Aradhana and her fellow panelists, BNY Mellon’s Dana Halberg (left in top photo) and SunTrust’s Sabrina Bowens Richard (right) discussed “The Trump Effect on Atlanta’s Money.” Hosted by the CFA Society of Atlanta, the luncheon also asked panelists to provide 2017 forecasts and other insights about the year ahead.
“I think you’ll find that I’ll be the contrarian in the room today,” Aradhana emphasized at the beginning — right before she explained why JOYN doesn’t believe in forecasting.
“Despite the wealth of evidence that forecasts are regularly wrong, humans crave certainty,” she explained. “Intellectually, we know the future is unknowable, but forecasts provide temporary confidence – a behavioral bias that contradicts logic.
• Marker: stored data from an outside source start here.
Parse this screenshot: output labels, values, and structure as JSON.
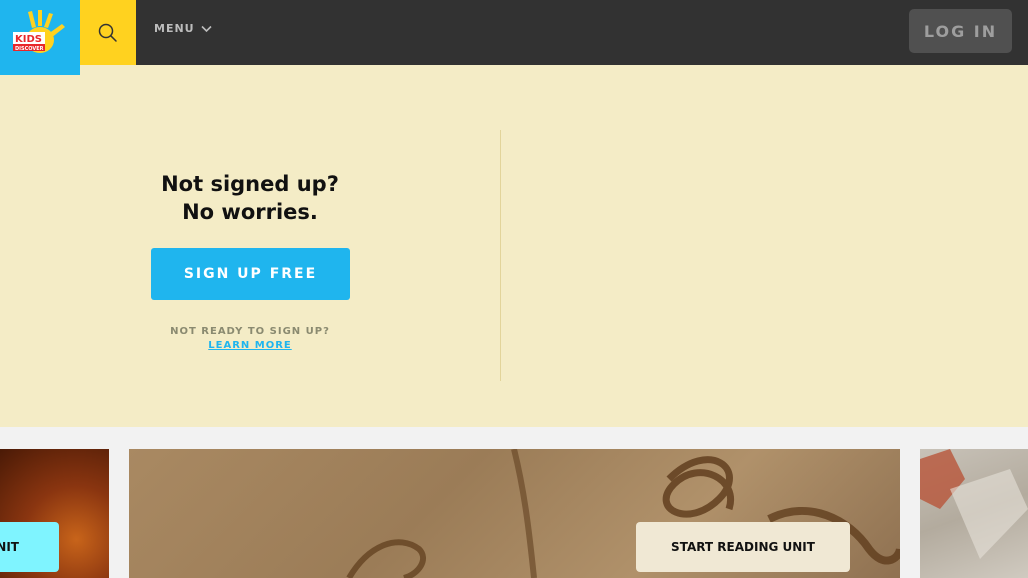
{
  "header": {
    "logo_line1": "KIDS",
    "logo_line2": "DISCOVER",
    "menu_label": "MENU",
    "login_label": "LOG IN"
  },
  "hero": {
    "title_line1": "Not signed up?",
    "title_line2": "No worries.",
    "signup_label": "SIGN UP FREE",
    "not_ready": "NOT READY TO SIGN UP?",
    "learn_more": "LEARN MORE"
  },
  "cards": {
    "left_button": "NIT",
    "mid_button": "START READING UNIT"
  },
  "colors": {
    "brand_blue": "#1fb5ee",
    "brand_yellow": "#ffd21f",
    "header_bg": "#323232",
    "hero_bg": "#f4ecc6"
  }
}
We convince ourselves and others that an interest rate hike is imminent, the EU will collapse, or the Brexit vote will fail.
“These faulty prophecies can erode investors’ trust in our industry,” she stressed. “Even worse, flawed forecasts encourage decisions based on conjecture, putting clients’ financial futures at risk. We think it’s time to crush the crystal balls and face reality: the future is unknowable.”
Aradhana then shared some of JOYN’s market insights:
JOYN focuses on valuations
While we can’t know the future, we can study the past, which is why JOYN focuses on data and valuations. The data suggest U.S. markets are now moderately expensive and that Value presents a better investment opportunity than Growth. Thus, we have increased our Value exposure relative to Growth in our model portfolios.
It’s time to be realistic about returns
Over the last two decades, investors have enjoyed superior market performance that today’s economic, business and market conditions are unlikely to deliver. The boomer-driven economic bubble is waning; global growth is sluggish; productivity gains are slowing; debt is increasing; interest rates hit rock bottom and are poised to tick upward. Considering these factors and our belief in reversion to the mean, we recently reduced the planning rates of return for our model portfolios. We believe that investors need a more realistic picture of the investment landscape in order to make informed long-term decisions.
Fed funds fear begs for active bond management
Today’s bond market is complex and confusing, but the fear of Bondmageddon is likely overblown. Even if the Fed raises rates this week, they will still be historically low. Despite five years of fear over rising interest rates, the bond market has continued to outperform expectations, making bonds increasingly expensive. Given this enigmatic environment, we believe investors would be wise to choose nimble, active management for their fixed income allocation.
All of these insights tie to our core belief: Emotional investing is perilous
Through behavioral science, we know that human emotions affect our decisions. And overly optimistic outlooks – for example, forgetting the importance of investing fundamentals like reversion to the mean – can hit a portfolio hard. We have confidence that markets reward fundamentals over the long term. Thus, we maintain a value bias and invest globally, overweighting international.